In some places like Saudi Arabia and Iran, women don’t have the freedom to choose what they wear, but where they do have a choice it’s not something all women view as oppressive. The hijab is worn with pride and devotion to religion and tradition.
This got me thinking…in America, the wedding veil is still worn by so many brides because it’s a great accessory and a strong cultural tradition. The veil didn’t feel right to me and yet I had my father walk me down the aisle. I saw this as ceremonial and sweet, rather than symbolic of my father turning me over to another man. So it’s interesting how the original intent and meaning of things can diffuse and change over time and continued out of a simple respect and love of tradition.
Visiting a Mosque
Before visiting a mosque, make sure you're dressed appropriately or you won't be allowed in. You'll also need to remove your shoes.

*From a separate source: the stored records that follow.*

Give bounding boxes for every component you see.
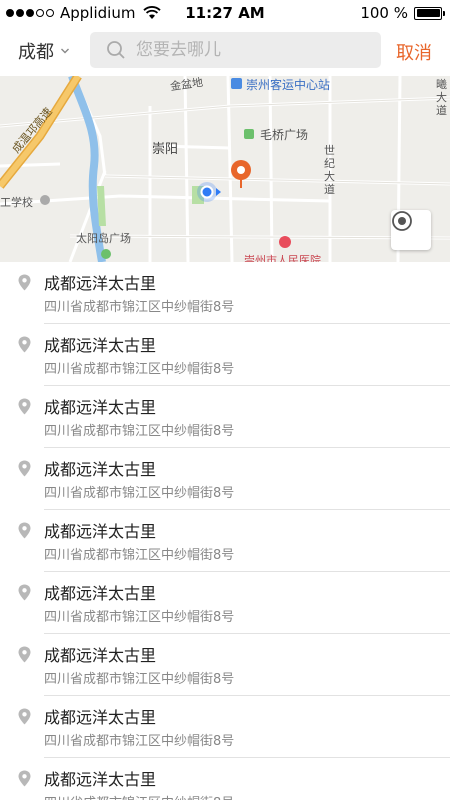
result-name: 成都远洋太古里	[44, 708, 157, 727]
result-name: 成都远洋太古里	[44, 398, 157, 417]
list-item[interactable]: 成都远洋太古里四川省成都市锦江区中纱帽街8号	[0, 634, 450, 696]
location-pin-icon	[18, 646, 31, 663]
map-label-chongyang: 崇阳	[152, 142, 179, 157]
location-pin-icon	[18, 584, 31, 601]
result-name: 成都远洋太古里	[44, 646, 157, 665]
location-pin-icon	[18, 460, 31, 477]
status-bar: Applidium 11:27 AM 100 %	[0, 0, 450, 26]
list-item[interactable]: 成都远洋太古里四川省成都市锦江区中纱帽街8号	[0, 510, 450, 572]
search-header: 成都 取消	[0, 26, 450, 76]
result-address: 四川省成都市锦江区中纱帽街8号	[44, 362, 235, 377]
result-name: 成都远洋太古里	[44, 770, 157, 789]
list-item[interactable]: 成都远洋太古里四川省成都市锦江区中纱帽街8号	[0, 696, 450, 758]
result-address: 四川省成都市锦江区中纱帽街8号	[44, 300, 235, 315]
result-name: 成都远洋太古里	[44, 522, 157, 541]
city-label: 成都	[18, 42, 54, 63]
map-label-hospital: 崇州市人民医院	[244, 254, 321, 262]
battery-percent: 100 %	[360, 4, 408, 22]
map-label-school: 工学校	[0, 196, 33, 209]
result-address: 四川省成都市锦江区中纱帽街8号	[44, 424, 235, 439]
location-pin-icon	[18, 398, 31, 415]
result-name: 成都远洋太古里	[44, 460, 157, 479]
location-pin-icon	[18, 708, 31, 725]
map-label-taiyangdao: 太阳岛广场	[76, 232, 131, 245]
result-address: 四川省成都市锦江区中纱帽街8号	[44, 548, 235, 563]
result-address: 四川省成都市锦江区中纱帽街8号	[44, 486, 235, 501]
result-name: 成都远洋太古里	[44, 336, 157, 355]
result-address: 四川省成都市锦江区中纱帽街8号	[44, 672, 235, 687]
list-item[interactable]: 成都远洋太古里四川省成都市锦江区中纱帽街8号	[0, 262, 450, 324]
map-label-right-avenue: 曦大道	[436, 78, 447, 117]
location-pin-icon	[18, 770, 31, 787]
map-label-maoqiao-square: 毛桥广场	[260, 128, 309, 142]
location-pin-icon	[18, 522, 31, 539]
city-selector[interactable]: 成都	[18, 38, 70, 64]
search-icon	[107, 41, 125, 59]
map-marker-icon	[231, 160, 251, 188]
signal-strength-icon	[6, 9, 54, 17]
location-pin-icon	[18, 274, 31, 291]
result-address: 四川省成都市锦江区中纱帽街8号	[44, 610, 235, 625]
list-item[interactable]: 成都远洋太古里四川省成都市锦江区中纱帽街8号	[0, 448, 450, 510]
list-item[interactable]: 成都远洋太古里四川省成都市锦江区中纱帽街8号	[0, 386, 450, 448]
map-roads	[0, 76, 450, 262]
map-view[interactable]: 崇州客运中心站 金盆地 毛桥广场 崇阳 成温邛高速 工学校 太阳岛广场 世纪大道…	[0, 76, 450, 262]
list-item[interactable]: 成都远洋太古里四川省成都市锦江区中纱帽街8号	[0, 324, 450, 386]
map-label-shiji-avenue: 世纪大道	[324, 144, 335, 196]
carrier-name: Applidium	[60, 4, 136, 22]
search-bar[interactable]	[90, 32, 381, 68]
map-label-bus-station: 崇州客运中心站	[246, 78, 331, 92]
battery-icon	[414, 6, 445, 20]
list-item[interactable]: 成都远洋太古里四川省成都市锦江区中纱帽街8号	[0, 572, 450, 634]
result-name: 成都远洋太古里	[44, 274, 157, 293]
result-address: 四川省成都市锦江区中纱帽街8号	[44, 734, 235, 749]
wifi-icon	[143, 6, 162, 19]
cancel-button[interactable]: 取消	[396, 39, 432, 65]
search-input[interactable]	[136, 40, 356, 60]
results-list: 成都远洋太古里 四川省成都市锦江区中纱帽街8号 成都远洋太古里 四川省成都市锦江区中纱…	[0, 262, 450, 800]
locate-icon	[392, 211, 412, 231]
list-item[interactable]: 成都远洋太古里四川省成都市锦江区中纱帽街8号	[0, 758, 450, 800]
result-name: 成都远洋太古里	[44, 584, 157, 603]
chevron-down-icon	[61, 48, 69, 54]
location-pin-icon	[18, 336, 31, 353]
locate-button[interactable]	[391, 210, 431, 250]
result-address: 四川省成都市锦江区中纱帽街8号	[44, 792, 234, 800]
battery-status: 100 %	[360, 4, 445, 22]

A Magical Mosque in Abu Dhabi
One of the most spectacular mosques we visited was the Sheikh Zayed Grand Mosque in Abu Dhabi. Just stunning. It's one the world's largest mosques, with a capacity for 40,000 worshippers.
The entire mosque features a prominent floral theme, seen here in columns inlaid with semi-precious stone, Iznik panels, and a marble dome.
The mosque was constructed from 1996 to 2007 and has 82 domes and 4 minarets.
The main prayer hall features the world’s largest chandelier and largest hand-made carpet, soft fibre-optic lighting, and a wall illustrating the 99 names of Allah.
Overall, I've come to discover that I really love the Islamic art style, with its plant and flower motifs, geometric patterns and beautiful arabic calligraphy. If you ever find yourself in this part of the world, don't miss a visit to this mosque!